The Lax-Friedrichs method in one-dimensional hemodynamics

TL;DR

This paper explores the application of the Lax-Friedrichs method to one-dimensional blood flow models, simplifying boundary condition implementation and enabling flexible coupling in vascular network simulations.

Contribution

It introduces a relaxation-based derivation of the scheme, extends it to second order, and demonstrates its effectiveness through numerical experiments.

Findings

The scheme is consistent and convergent.

Coupling conditions can be implemented without eigenstructure knowledge.
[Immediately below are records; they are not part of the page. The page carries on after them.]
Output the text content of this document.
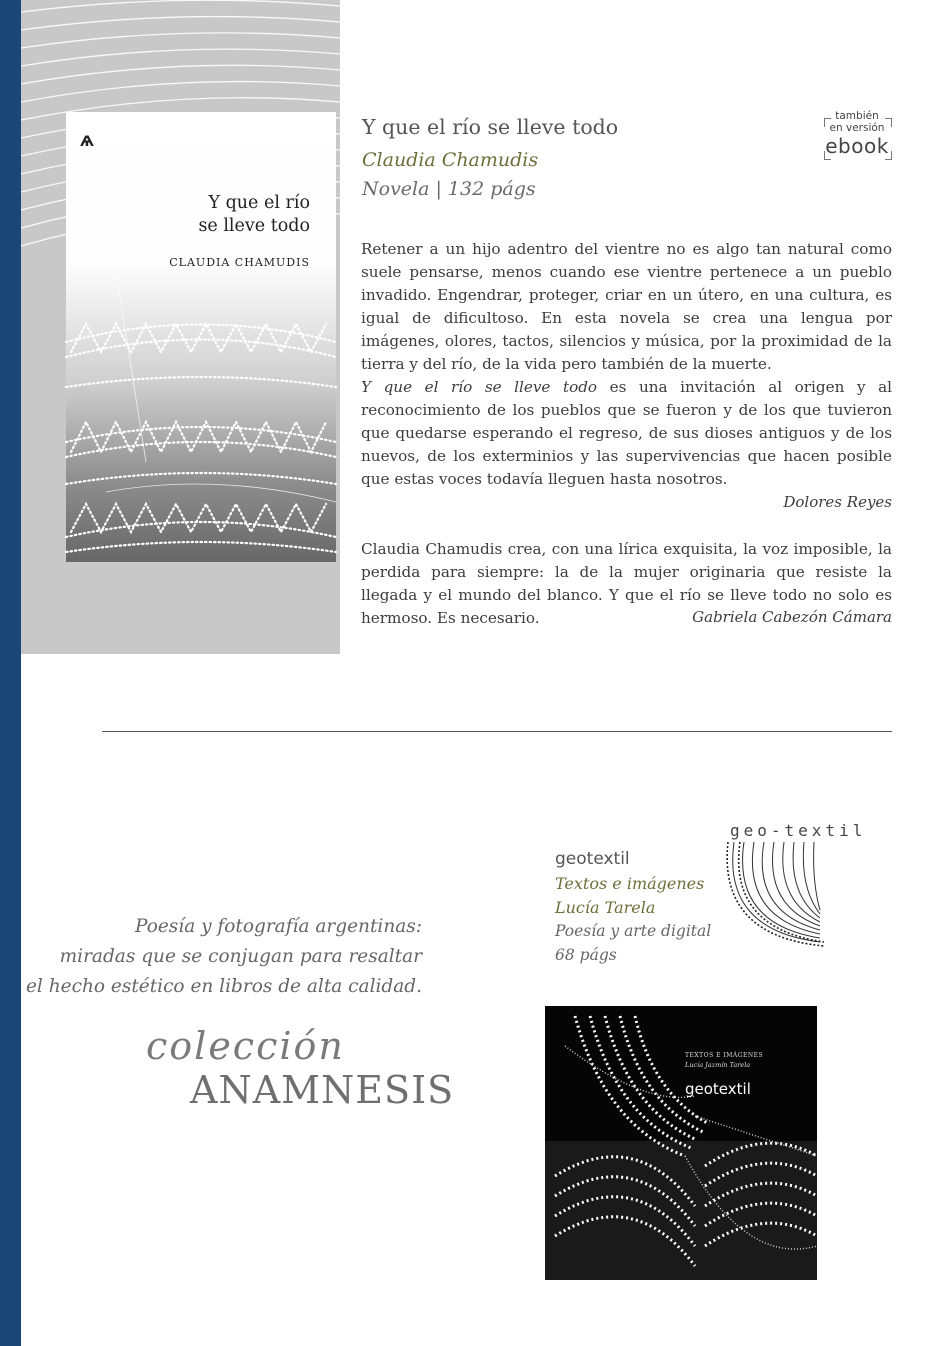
Ѧ
Y que el río
se lleve todo
CLAUDIA CHAMUDIS
Y que el río se lleve todo
Claudia Chamudis
Novela | 132 págs
también
en versión
ebook

Retener a un hijo adentro del vientre no es algo tan natural como suele pensarse, menos cuando ese vientre pertenece a un pueblo invadido. Engendrar, proteger, criar en un útero, en una cultura, es igual de dificultoso. En esta novela se crea una lengua por imágenes, olores, tactos, silencios y música, por la proximidad de la tierra y del río, de la vida pero también de la muerte.

Y que el río se lleve todo es una invitación al origen y al reconocimiento de los pueblos que se fueron y de los que tuvieron que quedarse esperando el regreso, de sus dioses antiguos y de los nuevos, de los exterminios y las supervivencias que hacen posible que estas voces todavía lleguen hasta nosotros.

Dolores Reyes

Claudia Chamudis crea, con una lírica exquisita, la voz imposible, la perdida para siempre: la de la mujer originaria que resiste la llegada y el mundo del blanco. Y que el río se lleve todo no solo es hermoso. Es necesario.	Gabriela Cabezón Cámara
Poesía y fotografía argentinas:
miradas que se conjugan para resaltar
el hecho estético en libros de alta calidad.
colección
ANAMNESIS
geotextil
Textos e imágenes
Lucía Tarela
Poesía y arte digital
68 págs
geo-textil
TEXTOS E IMÁGENES
Lucía Jazmín Tarela
geotextil
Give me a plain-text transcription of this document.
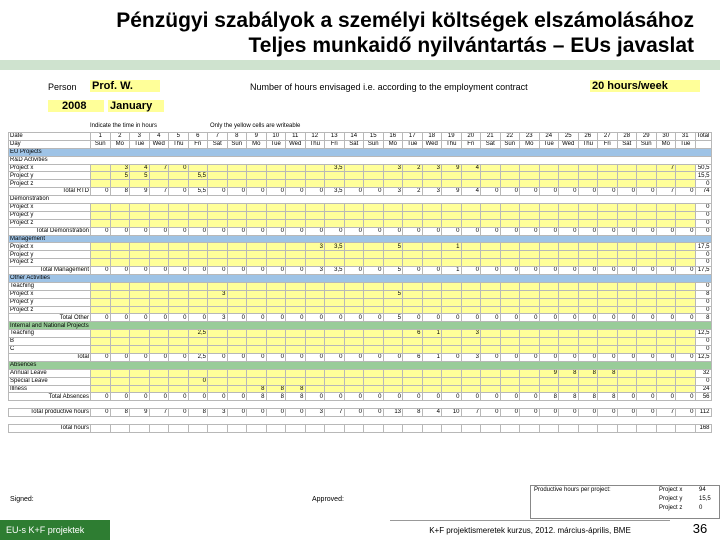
Pénzügyi szabályok a személyi költségek elszámolásához
Teljes munkaidő nyilvántartás – EUs javaslat
Person Prof. W.	Number of hours envisaged i.e. according to the employment contract	20 hours/week
2008	January
Indicate the time in hours	Only the yellow cells are writeable
Date	1	2	3	4	5	6	7	8	9	10	11	12	13	14	15	16	17	18	19	20	21	22	23	24	25	26	27	28	29	30	31	Total
Day	Sun	Mo	Tue	Wed	Thu	Fri	Sat	Sun	Mo	Tue	Wed	Thu	Fri	Sat	Sun	Mo	Tue	Wed	Thu	Fri	Sat	Sun	Mo	Tue	Wed	Thu	Fri	Sat	Sun	Mo	Tue	
EU Projects																																
R&D Activities																																
Project x		3	4	7	0								3,5			3	2	3	9	4										7		50,5
Project y		5	5			5,5																										15,5
Project z																																0
Total RTD	0	8	9	7	0	5,5	0	0	0	0	0	0	3,5	0	0	3	2	3	9	4	0	0	0	0	0	0	0	0	0	7	0	74
Demonstration																																
Project x																																0
Project y																																0
Project z																																0
Total Demonstration	0	0	0	0	0	0	0	0	0	0	0	0	0	0	0	0	0	0	0	0	0	0	0	0	0	0	0	0	0	0	0	0
Management																																
Project x												3	3,5			5			1													17,5
Project y																																0
Project z																																0
Total Management	0	0	0	0	0	0	0	0	0	0	0	3	3,5	0	0	5	0	0	1	0	0	0	0	0	0	0	0	0	0	0	0	17,5
Other Activities																																
Teaching																																0
Project x							3									5																8
Project y																																0
Project z																																0
Total Other	0	0	0	0	0	0	3	0	0	0	0	0	0	0	0	5	0	0	0	0	0	0	0	0	0	0	0	0	0	0	0	8
Internal and National Projects																																
Teaching						2,5											6	1		3												12,5
B																																0
C																																0
Total	0	0	0	0	0	2,5	0	0	0	0	0	0	0	0	0	0	6	1	0	3	0	0	0	0	0	0	0	0	0	0	0	12,5
Absences																																
Annual Leave																								9	8	8	8					32
Special Leave						0																										0
Illness									8	8	8																					24
Total Absences	0	0	0	0	0	0	0	0	8	8	8	0	0	0	0	0	0	0	0	0	0	0	0	8	8	8	8	0	0	0	0	56

Total productive hours	0	8	9	7	0	8	3	0	0	0	0	3	7	0	0	13	8	4	10	7	0	0	0	0	0	0	0	0	0	7	0	112

Total hours																																168
Signed:	Approved:
Productive hours per project:	Project x	94
Project y	15,5
Project z	0
EU-s K+F projektek	K+F projektismeretek kurzus, 2012. március-április, BME	36
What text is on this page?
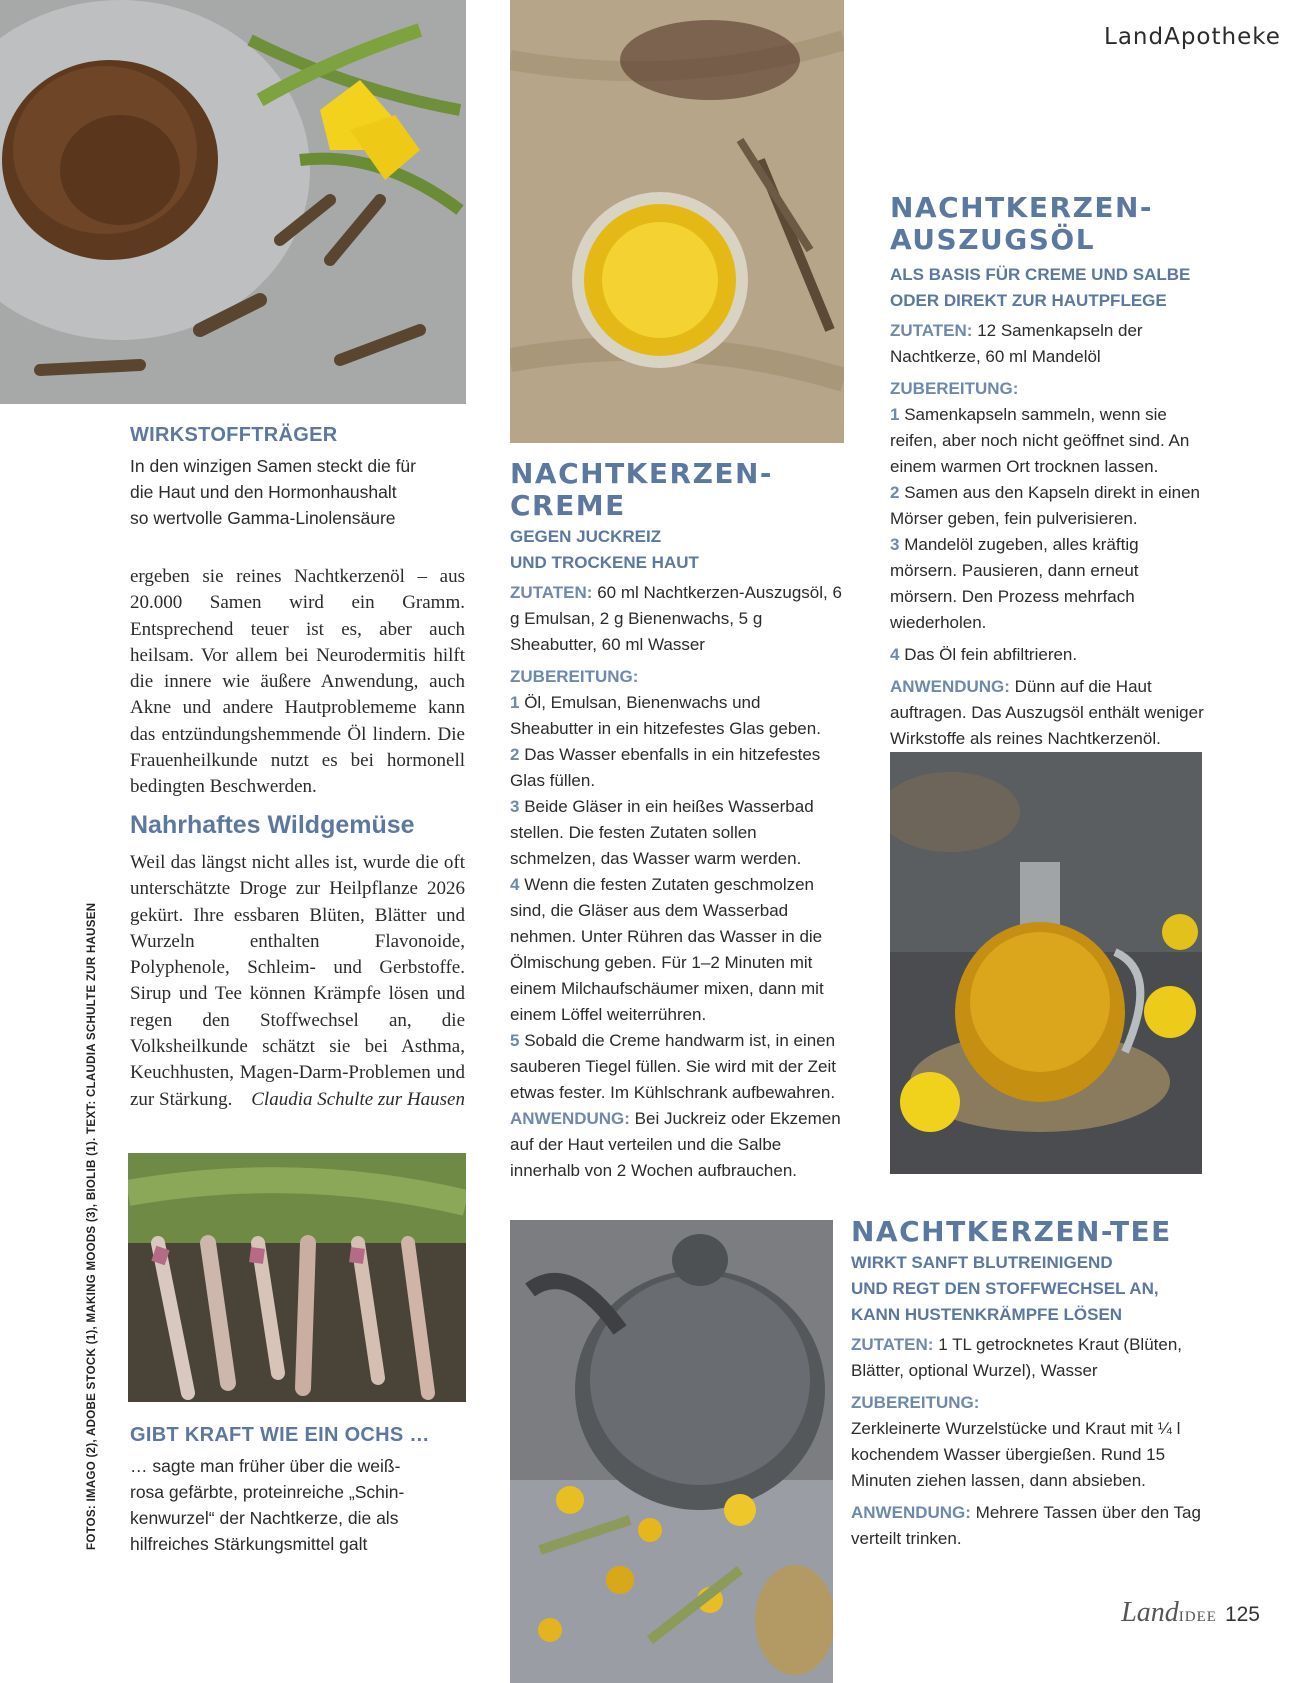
LandApotheke
WIRKSTOFFTRÄGER
In den winzigen Samen steckt die für
die Haut und den Hormonhaushalt
so wertvolle Gamma-Linolensäure

ergeben sie reines Nachtkerzenöl – aus 20.000 Samen wird ein Gramm. Entsprechend teuer ist es, aber auch heilsam. Vor allem bei Neurodermitis hilft die innere wie äußere Anwendung, auch Akne und andere Hautproblememe kann das entzündungshemmende Öl lindern. Die Frauenheilkunde nutzt es bei hormonell bedingten Beschwerden.

Nahrhaftes Wildgemüse

Weil das längst nicht alles ist, wurde die oft unterschätzte Droge zur Heilpflanze 2026 gekürt. Ihre essbaren Blüten, Blätter und Wurzeln enthalten Flavonoide, Polyphenole, Schleim- und Gerbstoffe. Sirup und Tee können Krämpfe lösen und regen den Stoffwechsel an, die Volksheilkunde schätzt sie bei Asthma, Keuchhusten, Magen-Darm-Problemen und zur Stärkung. Claudia Schulte zur Hausen

GIBT KRAFT WIE EIN OCHS …
… sagte man früher über die weiß-
rosa gefärbte, proteinreiche „Schin-
kenwurzel“ der Nachtkerze, die als
hilfreiches Stärkungsmittel galt
FOTOS: IMAGO (2), ADOBE STOCK (1), MAKING MOODS (3), BIOLIB (1). TEXT: CLAUDIA SCHULTE ZUR HAUSEN
NACHTKERZEN-CREME
GEGEN JUCKREIZ
UND TROCKENE HAUT

ZUTATEN: 60 ml Nachtkerzen-Auszugsöl, 6 g Emulsan, 2 g Bienenwachs, 5 g Sheabutter, 60 ml Wasser

ZUBEREITUNG:

1 Öl, Emulsan, Bienenwachs und Sheabutter in ein hitzefestes Glas geben.
2 Das Wasser ebenfalls in ein hitzefestes Glas füllen.
3 Beide Gläser in ein heißes Wasserbad stellen. Die festen Zutaten sollen schmelzen, das Wasser warm werden.
4 Wenn die festen Zutaten geschmolzen sind, die Gläser aus dem Wasserbad nehmen. Unter Rühren das Wasser in die Ölmischung geben. Für 1–2 Minuten mit einem Milchaufschäumer mixen, dann mit einem Löffel weiterrühren.
5 Sobald die Creme handwarm ist, in einen sauberen Tiegel füllen. Sie wird mit der Zeit etwas fester. Im Kühlschrank aufbewahren.
ANWENDUNG: Bei Juckreiz oder Ekzemen auf der Haut verteilen und die Salbe innerhalb von 2 Wochen aufbrauchen.
NACHTKERZEN-
AUSZUGSÖL
ALS BASIS FÜR CREME UND SALBE
ODER DIREKT ZUR HAUTPFLEGE

ZUTATEN: 12 Samenkapseln der Nachtkerze, 60 ml Mandelöl

ZUBEREITUNG:

1 Samenkapseln sammeln, wenn sie reifen, aber noch nicht geöffnet sind. An einem warmen Ort trocknen lassen.
2 Samen aus den Kapseln direkt in einen Mörser geben, fein pulverisieren.
3 Mandelöl zugeben, alles kräftig mörsern. Pausieren, dann erneut mörsern. Den Prozess mehrfach wiederholen.

4 Das Öl fein abfiltrieren.

ANWENDUNG: Dünn auf die Haut auftragen. Das Auszugsöl enthält weniger Wirkstoffe als reines Nachtkerzenöl.
NACHTKERZEN-TEE
WIRKT SANFT BLUTREINIGEND
UND REGT DEN STOFFWECHSEL AN,
KANN HUSTENKRÄMPFE LÖSEN

ZUTATEN: 1 TL getrocknetes Kraut (Blüten, Blätter, optional Wurzel), Wasser

ZUBEREITUNG:

Zerkleinerte Wurzelstücke und Kraut mit ¼ l kochendem Wasser übergießen. Rund 15 Minuten ziehen lassen, dann absieben.

ANWENDUNG: Mehrere Tassen über den Tag verteilt trinken.
LandIDEE 125
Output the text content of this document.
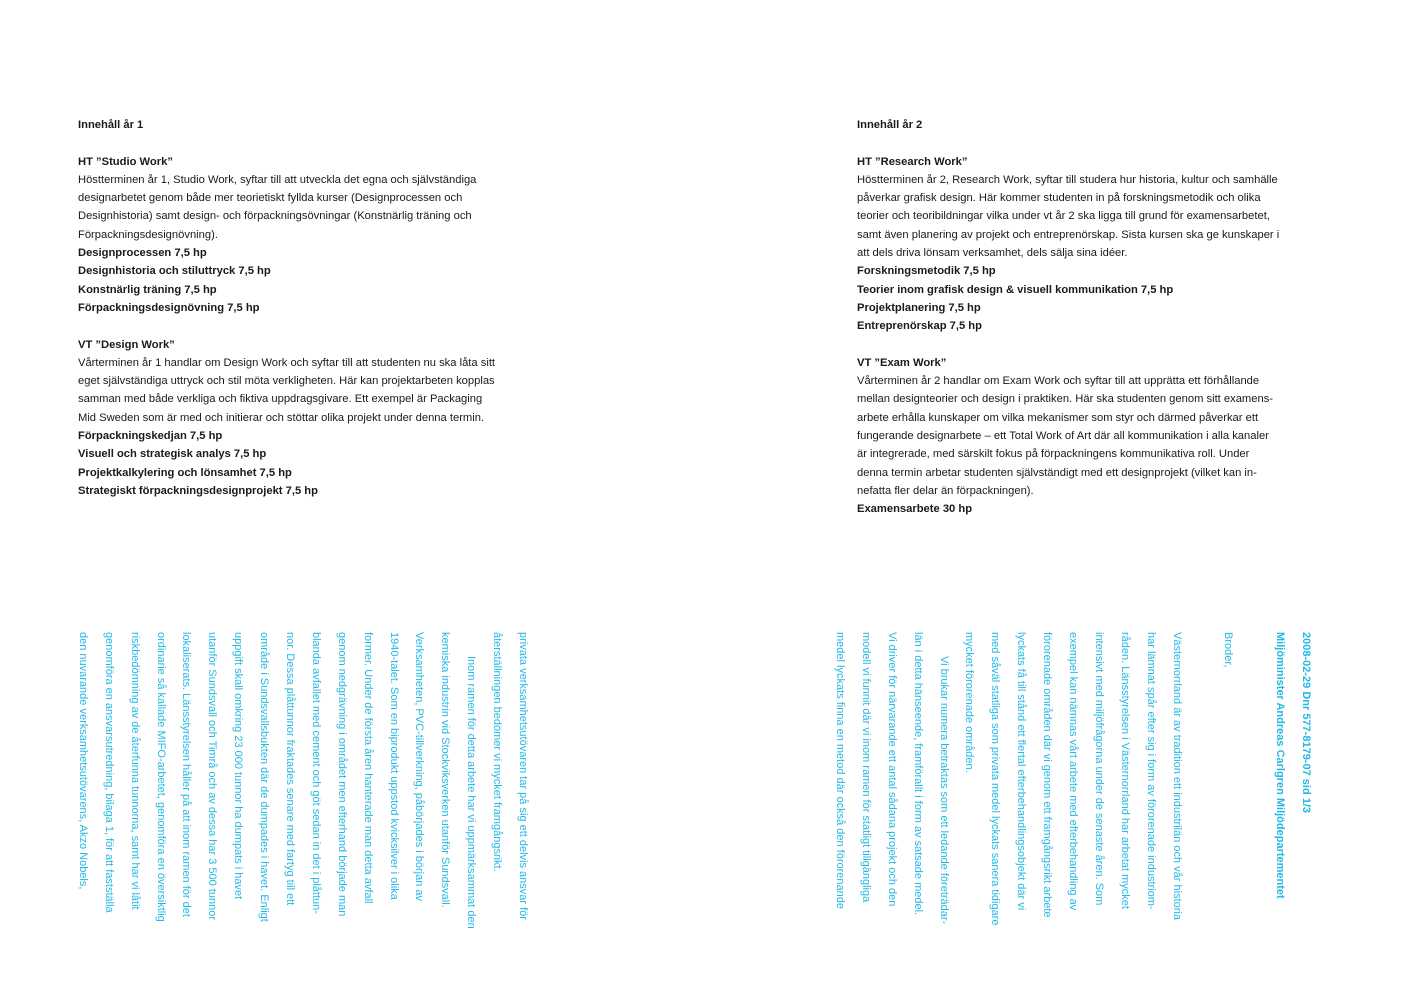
Innehåll år 1
HT ”Studio Work”
Höstterminen år 1, Studio Work, syftar till att utveckla det egna och självständiga
designarbetet genom både mer teorietiskt fyllda kurser (Designprocessen och
Designhistoria) samt design- och förpackningsövningar (Konstnärlig träning och
Förpackningsdesignövning).
Designprocessen 7,5 hp
Designhistoria och stiluttryck 7,5 hp
Konstnärlig träning 7,5 hp
Förpackningsdesignövning 7,5 hp
VT ”Design Work”
Vårterminen år 1 handlar om Design Work och syftar till att studenten nu ska låta sitt
eget självständiga uttryck och stil möta verkligheten. Här kan projektarbeten kopplas
samman med både verkliga och fiktiva uppdragsgivare. Ett exempel är Packaging
Mid Sweden som är med och initierar och stöttar olika projekt under denna termin.
Förpackningskedjan 7,5 hp
Visuell och strategisk analys 7,5 hp
Projektkalkylering och lönsamhet 7,5 hp
Strategiskt förpackningsdesignprojekt 7,5 hp
Innehåll år 2
HT ”Research Work”
Höstterminen år 2, Research Work, syftar till studera hur historia, kultur och samhälle
påverkar grafisk design. Här kommer studenten in på forskningsmetodik och olika
teorier och teoribildningar vilka under vt år 2 ska ligga till grund för examensarbetet,
samt även planering av projekt och entreprenörskap. Sista kursen ska ge kunskaper i
att dels driva lönsam verksamhet, dels sälja sina idéer.
Forskningsmetodik 7,5 hp
Teorier inom grafisk design & visuell kommunikation 7,5 hp
Projektplanering 7,5 hp
Entreprenörskap 7,5 hp
VT ”Exam Work”
Vårterminen år 2 handlar om Exam Work och syftar till att upprätta ett förhållande
mellan designteorier och design i praktiken. Här ska studenten genom sitt examens-
arbete erhålla kunskaper om vilka mekanismer som styr och därmed påverkar ett
fungerande designarbete – ett Total Work of Art där all kommunikation i alla kanaler
är integrerade, med särskilt fokus på förpackningens kommunikativa roll. Under
denna termin arbetar studenten självständigt med ett designprojekt (vilket kan in-
nefatta fler delar än förpackningen).
Examensarbete 30 hp
privata verksamhetsutövaren tar på sig ett delvis ansvar för
återställningen bedömer vi mycket framgångsrikt.
Inom ramen för detta arbete har vi uppmärksammat den
kemiska industrin vid Stockviksverken utanför Sundsvall.
Verksamheten, PVC-tillverkning, påbörjades i början av
1940-talet. Som en biprodukt uppstod kvicksilver i olika
former. Under de första åren hanterade man detta avfall
genom nedgrävning i området men efterhand började man
blanda avfallet med cement och göt sedan in det i plåttun-
nor. Dessa plåttunnor fraktades senare med fartyg till ett
område i Sundsvallsbukten där de dumpades i havet. Enligt
uppgift skall omkring 23 000 tunnor ha dumpats i havet
utanför Sundsvall och Timrå och av dessa har 3 500 tunnor
lokaliserats. Länsstyrelsen håller på att inom ramen för det
ordinarie så kallade MIFO-arbetet, genomföra en översiktlig
riskbedömning av de återfunna tunnorna, samt har vi låtit
genomföra en ansvarsutredning, bilaga 1, för att fastställa
den nuvarande verksamhetsutövarens, Akzo Nobels,	2008-02-29 Dnr 577-8179-07 sid 1/3
Miljöminister Andreas Carlgren Miljödepartementet
Broder,
Västernorrland är av tradition ett industrilän och vår historia
har lämnat spår efter sig i form av förorenade industriom-
råden. Länsstyrelsen i Västernorrland har arbetat mycket
intensivt med miljöfrågorna under de senaste åren. Som
exempel kan nämnas vårt arbete med efterbehandling av
förorenade områden där vi genom ett framgångsrikt arbete
lyckats få till stånd ett flertal efterbehandlingsobjekt där vi
med såväl statliga som privata medel lyckats sanera tidigare
mycket förorenade områden.
Vi brukar numera betraktas som ett ledande företrädar-
län i detta hänseende, framförallt i form av satsade medel.
Vi driver för närvarande ett antal sådana projekt och den
modell vi funnit där vi inom ramen för statligt tillgängliga
medel lyckats finna en metod där också den förorenande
Second order MUSCL extension improves accuracy.

Abstract

The discretization of reduced one-dimensional hyperbolic models of blood flow using the Lax-Friedrichs method is discussed. Employing the well-established central scheme in this domain significantly simplifies the implementation of specific boundary and coupling conditions in vascular networks accounting e.g. for a periodic heart beat, vascular occlusions, stented vessel segments and bifurcations. In particular, the coupling of system extensions modeling patient specific geometries and therapies can be realized without information on the eigenstructure of the models. For the derivation of the scheme and the coupling conditions a relaxation of the model is considered and its discrete relaxation limit evaluated. Moreover, a second order MUSCL-type extensions of the scheme is introduced. Numerical experiments in uncoupled and coupled cases that verify the consistency and convergence of the approach are presented.